In college, I wrote an essay about this statement, called “The Unwinnable Race” that explored the irony of women rights, gay rights and minority rights’ advocate running their respective races individually and not banding together to join in one another’s battles.

I talked about Bayard Rustin, the 0penly gay man who organized MLK’s legendary March on Washington. MLK ultimately had to distance himself from Rustin due to allegations from the religious community.
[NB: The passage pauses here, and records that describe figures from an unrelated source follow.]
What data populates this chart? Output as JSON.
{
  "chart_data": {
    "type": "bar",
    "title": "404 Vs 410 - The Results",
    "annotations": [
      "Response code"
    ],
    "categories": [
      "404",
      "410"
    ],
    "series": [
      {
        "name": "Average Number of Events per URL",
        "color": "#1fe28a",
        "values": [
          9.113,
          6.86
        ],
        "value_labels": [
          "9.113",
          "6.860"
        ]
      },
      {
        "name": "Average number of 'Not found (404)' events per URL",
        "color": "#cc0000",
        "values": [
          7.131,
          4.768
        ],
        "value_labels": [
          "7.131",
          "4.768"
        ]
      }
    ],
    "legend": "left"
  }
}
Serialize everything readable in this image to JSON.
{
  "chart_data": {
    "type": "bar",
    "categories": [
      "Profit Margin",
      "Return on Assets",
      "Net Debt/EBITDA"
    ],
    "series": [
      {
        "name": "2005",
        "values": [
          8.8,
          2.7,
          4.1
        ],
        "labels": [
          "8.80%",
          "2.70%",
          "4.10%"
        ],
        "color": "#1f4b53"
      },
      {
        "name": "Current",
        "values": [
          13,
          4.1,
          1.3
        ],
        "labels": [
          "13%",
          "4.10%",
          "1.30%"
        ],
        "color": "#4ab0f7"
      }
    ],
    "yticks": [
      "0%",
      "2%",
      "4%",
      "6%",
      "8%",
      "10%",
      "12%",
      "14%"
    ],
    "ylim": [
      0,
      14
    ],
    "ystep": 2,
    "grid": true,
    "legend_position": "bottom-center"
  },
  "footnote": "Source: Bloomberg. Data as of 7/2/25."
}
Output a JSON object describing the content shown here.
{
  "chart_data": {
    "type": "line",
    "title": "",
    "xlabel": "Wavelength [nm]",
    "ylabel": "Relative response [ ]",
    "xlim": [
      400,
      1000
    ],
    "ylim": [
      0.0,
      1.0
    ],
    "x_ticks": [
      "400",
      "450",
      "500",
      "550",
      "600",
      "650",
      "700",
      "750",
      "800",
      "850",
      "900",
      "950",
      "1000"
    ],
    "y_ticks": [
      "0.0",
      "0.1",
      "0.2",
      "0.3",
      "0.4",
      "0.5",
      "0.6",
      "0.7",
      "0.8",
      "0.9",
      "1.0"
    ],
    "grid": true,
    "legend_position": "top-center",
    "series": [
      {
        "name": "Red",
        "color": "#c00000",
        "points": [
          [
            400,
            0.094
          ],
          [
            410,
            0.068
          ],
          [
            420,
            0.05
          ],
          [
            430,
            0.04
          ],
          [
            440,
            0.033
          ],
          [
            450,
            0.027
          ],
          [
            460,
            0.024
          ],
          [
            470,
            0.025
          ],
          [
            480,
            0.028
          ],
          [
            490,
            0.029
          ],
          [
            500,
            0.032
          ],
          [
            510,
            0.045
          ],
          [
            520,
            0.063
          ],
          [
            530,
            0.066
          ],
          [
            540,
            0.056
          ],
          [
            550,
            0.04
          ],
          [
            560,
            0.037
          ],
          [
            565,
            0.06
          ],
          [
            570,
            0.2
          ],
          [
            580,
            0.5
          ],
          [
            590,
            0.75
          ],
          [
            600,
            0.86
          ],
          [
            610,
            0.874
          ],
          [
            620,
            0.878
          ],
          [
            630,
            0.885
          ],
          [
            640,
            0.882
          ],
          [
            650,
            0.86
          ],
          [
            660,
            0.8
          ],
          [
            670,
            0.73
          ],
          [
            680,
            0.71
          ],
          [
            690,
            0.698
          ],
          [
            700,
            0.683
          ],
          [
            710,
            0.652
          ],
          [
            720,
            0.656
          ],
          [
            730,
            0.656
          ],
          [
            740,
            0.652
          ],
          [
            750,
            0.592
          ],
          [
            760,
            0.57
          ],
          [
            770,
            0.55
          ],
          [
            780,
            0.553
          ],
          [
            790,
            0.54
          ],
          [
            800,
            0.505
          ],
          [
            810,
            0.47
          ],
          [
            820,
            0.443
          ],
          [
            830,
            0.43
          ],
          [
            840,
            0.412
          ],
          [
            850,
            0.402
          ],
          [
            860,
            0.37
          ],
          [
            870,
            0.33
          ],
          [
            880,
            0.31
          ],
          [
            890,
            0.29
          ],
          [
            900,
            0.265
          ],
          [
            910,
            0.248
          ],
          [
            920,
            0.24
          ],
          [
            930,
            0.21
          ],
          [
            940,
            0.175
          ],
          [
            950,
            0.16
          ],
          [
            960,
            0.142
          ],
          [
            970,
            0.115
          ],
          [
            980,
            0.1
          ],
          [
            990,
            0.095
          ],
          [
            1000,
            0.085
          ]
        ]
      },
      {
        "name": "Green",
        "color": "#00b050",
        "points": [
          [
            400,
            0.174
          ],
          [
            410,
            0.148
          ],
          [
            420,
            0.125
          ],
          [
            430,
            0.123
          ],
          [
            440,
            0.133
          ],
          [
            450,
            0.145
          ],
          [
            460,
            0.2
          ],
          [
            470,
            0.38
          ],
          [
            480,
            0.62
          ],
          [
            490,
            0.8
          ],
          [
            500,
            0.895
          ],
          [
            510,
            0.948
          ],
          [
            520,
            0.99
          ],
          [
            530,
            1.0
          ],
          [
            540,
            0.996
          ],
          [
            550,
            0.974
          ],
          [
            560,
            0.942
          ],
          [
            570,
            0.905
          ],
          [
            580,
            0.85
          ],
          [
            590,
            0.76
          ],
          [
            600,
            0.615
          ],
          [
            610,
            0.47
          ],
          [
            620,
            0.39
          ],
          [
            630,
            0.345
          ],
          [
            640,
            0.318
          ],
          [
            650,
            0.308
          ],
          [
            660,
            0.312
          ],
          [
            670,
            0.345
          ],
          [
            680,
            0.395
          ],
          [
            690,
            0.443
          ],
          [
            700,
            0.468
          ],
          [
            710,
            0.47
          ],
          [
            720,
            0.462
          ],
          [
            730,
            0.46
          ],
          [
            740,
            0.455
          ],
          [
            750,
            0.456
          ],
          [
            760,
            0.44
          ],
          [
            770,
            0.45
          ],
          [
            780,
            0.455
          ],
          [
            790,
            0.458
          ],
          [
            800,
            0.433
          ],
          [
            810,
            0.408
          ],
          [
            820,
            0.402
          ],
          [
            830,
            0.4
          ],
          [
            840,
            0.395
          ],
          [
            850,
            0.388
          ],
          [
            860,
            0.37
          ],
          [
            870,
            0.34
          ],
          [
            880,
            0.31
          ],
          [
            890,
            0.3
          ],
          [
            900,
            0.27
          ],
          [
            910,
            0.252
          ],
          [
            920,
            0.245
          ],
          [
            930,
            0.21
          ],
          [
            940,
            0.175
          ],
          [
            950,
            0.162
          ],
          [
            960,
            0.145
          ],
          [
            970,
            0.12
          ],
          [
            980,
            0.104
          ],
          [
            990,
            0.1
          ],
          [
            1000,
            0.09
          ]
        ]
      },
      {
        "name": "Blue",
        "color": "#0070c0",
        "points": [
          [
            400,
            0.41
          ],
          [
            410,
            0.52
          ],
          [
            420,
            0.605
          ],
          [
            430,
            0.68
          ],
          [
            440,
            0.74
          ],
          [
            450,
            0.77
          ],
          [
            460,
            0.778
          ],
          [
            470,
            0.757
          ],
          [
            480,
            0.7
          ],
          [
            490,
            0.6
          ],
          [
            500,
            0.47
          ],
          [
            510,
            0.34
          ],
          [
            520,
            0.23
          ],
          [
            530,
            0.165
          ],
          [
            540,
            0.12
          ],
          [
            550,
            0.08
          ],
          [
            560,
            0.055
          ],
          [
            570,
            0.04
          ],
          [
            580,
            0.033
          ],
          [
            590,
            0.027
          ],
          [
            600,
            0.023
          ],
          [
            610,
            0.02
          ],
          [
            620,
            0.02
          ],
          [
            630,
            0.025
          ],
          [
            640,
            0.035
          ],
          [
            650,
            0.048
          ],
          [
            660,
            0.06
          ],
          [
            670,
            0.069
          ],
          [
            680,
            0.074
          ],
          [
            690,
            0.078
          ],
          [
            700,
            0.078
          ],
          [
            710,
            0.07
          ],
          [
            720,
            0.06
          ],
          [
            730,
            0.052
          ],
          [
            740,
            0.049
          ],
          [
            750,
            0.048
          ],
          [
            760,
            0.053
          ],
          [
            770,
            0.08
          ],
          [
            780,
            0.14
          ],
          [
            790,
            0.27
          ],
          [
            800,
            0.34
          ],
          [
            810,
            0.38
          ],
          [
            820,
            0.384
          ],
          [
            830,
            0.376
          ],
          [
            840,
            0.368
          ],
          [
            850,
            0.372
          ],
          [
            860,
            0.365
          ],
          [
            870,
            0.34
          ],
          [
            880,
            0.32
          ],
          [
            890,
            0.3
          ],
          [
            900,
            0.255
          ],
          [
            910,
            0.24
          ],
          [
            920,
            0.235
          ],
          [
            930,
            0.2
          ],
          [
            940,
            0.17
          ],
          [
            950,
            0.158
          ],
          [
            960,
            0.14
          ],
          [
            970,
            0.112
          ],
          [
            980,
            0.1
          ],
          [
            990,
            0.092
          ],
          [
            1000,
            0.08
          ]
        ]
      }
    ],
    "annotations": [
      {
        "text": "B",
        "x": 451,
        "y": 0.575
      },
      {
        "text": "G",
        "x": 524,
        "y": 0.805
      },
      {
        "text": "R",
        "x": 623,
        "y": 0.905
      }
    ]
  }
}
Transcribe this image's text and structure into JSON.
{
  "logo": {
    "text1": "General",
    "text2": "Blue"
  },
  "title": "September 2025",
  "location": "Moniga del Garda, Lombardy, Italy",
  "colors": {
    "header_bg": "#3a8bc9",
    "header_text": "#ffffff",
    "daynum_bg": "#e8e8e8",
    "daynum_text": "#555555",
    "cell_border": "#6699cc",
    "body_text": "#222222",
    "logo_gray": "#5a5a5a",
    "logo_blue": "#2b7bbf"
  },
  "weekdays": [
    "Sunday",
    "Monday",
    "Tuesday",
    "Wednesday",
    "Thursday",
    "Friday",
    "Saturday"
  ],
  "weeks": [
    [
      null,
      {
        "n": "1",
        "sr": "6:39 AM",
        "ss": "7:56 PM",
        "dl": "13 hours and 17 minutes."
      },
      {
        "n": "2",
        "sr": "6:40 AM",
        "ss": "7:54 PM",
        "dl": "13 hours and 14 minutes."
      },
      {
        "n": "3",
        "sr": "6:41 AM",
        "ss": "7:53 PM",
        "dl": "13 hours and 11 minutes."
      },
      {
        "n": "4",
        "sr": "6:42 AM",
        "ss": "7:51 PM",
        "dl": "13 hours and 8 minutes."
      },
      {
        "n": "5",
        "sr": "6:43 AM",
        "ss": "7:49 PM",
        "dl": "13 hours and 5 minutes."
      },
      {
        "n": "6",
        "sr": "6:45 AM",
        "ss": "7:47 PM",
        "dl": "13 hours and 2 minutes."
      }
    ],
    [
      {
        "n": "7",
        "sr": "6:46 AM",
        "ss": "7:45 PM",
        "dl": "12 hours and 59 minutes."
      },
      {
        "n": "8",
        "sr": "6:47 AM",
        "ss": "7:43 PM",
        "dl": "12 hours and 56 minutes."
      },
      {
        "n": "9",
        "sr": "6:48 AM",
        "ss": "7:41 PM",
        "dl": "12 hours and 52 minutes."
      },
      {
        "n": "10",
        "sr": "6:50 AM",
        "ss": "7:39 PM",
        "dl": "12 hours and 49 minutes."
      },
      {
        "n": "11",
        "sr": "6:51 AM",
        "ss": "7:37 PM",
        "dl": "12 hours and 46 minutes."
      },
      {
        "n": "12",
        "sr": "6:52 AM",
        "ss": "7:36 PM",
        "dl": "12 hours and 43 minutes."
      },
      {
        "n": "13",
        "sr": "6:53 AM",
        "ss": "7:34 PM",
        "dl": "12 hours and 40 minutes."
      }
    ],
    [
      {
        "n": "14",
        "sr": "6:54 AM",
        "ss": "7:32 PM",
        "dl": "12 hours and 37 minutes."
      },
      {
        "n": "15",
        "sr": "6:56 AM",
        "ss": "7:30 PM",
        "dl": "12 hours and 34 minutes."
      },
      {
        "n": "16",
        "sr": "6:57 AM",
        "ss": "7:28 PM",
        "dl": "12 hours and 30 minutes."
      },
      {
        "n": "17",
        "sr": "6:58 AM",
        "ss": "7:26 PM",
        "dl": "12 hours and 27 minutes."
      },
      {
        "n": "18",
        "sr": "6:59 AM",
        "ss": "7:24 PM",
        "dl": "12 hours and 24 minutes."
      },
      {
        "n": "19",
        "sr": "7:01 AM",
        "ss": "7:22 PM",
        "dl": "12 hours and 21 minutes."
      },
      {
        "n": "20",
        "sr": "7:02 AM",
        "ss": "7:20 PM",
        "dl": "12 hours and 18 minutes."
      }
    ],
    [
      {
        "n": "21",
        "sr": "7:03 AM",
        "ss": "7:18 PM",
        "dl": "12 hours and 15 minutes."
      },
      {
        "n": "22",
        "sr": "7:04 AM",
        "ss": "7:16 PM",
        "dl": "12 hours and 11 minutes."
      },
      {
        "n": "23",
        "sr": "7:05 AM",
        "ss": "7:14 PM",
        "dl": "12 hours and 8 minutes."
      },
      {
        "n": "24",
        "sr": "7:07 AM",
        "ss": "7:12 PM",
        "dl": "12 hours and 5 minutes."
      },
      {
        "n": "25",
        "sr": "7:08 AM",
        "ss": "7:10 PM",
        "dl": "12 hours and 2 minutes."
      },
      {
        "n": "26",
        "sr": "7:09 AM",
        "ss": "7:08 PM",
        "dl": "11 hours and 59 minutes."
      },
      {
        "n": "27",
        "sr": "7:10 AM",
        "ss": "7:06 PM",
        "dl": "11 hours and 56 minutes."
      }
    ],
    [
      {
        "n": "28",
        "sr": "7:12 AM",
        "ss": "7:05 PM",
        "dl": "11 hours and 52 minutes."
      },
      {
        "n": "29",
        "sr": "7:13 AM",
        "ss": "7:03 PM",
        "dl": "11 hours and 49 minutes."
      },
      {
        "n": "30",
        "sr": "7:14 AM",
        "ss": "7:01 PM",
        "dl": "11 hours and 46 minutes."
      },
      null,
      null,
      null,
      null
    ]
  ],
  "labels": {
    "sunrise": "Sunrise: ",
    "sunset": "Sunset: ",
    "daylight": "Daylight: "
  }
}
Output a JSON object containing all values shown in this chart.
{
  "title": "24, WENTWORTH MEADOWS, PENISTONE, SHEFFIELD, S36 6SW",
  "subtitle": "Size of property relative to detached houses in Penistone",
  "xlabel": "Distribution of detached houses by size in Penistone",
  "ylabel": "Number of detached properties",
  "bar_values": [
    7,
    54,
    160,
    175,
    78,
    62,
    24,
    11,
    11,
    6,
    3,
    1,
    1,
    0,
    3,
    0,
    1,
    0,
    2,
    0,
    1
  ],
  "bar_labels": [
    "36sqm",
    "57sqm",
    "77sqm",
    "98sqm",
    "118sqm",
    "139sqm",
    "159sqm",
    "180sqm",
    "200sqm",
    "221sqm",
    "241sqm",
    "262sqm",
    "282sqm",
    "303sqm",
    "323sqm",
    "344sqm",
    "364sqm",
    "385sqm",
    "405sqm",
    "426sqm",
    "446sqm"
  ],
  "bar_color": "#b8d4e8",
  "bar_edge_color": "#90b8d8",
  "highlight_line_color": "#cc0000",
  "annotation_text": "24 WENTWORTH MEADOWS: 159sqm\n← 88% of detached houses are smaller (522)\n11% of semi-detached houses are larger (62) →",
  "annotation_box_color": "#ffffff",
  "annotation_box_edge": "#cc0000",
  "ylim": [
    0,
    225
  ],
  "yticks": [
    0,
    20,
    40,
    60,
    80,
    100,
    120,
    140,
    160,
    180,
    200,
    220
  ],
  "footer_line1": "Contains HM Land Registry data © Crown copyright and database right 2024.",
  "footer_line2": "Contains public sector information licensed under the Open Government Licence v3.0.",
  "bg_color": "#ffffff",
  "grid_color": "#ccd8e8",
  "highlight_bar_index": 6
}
But I also understand that bullying people whenever they utter the slight quiver of dissent with the threat of public scandal, lost revenue and brand deflation will –at the end of the day—change nothing. If someone thinks less of me because of my color or gender, they’re going to continue to think so whether I blackmail them with the threat of the NAACP and civil rights activists protesting outside their doors or not. They just may be quieter about it.

We shouldn’t want a world of sheep. Allowing actual exchange where people from all walks of life share their experiences and have the freedom to disagree is the best way to promote equality.

A smart, hilarious homegirl that I attended middle school and high school with is now married to a woman.

Two great, kind, smart, homegirls of mine from college are now dating.

I like them and respect them. I always have and I always will — not because of their sexual orientation, but because of the people behind the label society offers. Knowing them–not the yelling, the boycotts and the threats–have made me, a southerner from a conservative Christian background a firm  believer in the right of all to determine their own destinies.

But I am not willing to give up my own in return. Will I one day be discriminated against for being heterosexual? To force people to censor themselves, to coerce people into support or silence for a cause, to force companies to join a politically correct bandwagon is a slap in the face to the foundation on which our country was founded.

Ironically, that very notion is what Cathy sited as his infamous interview drew to a close:

“We intend to stay the course,” he said. “We know that it might not be popular with everyone, but thank the Lord, we live in a country where we can share our values and operate on biblical principles.”

If he only knew.


2 Responses to “Chikin”

  1. Taelyr C. Roberts July 24, 2012 at 8:27 pm #

    Extremely well-written. thank you. Keep up the great work.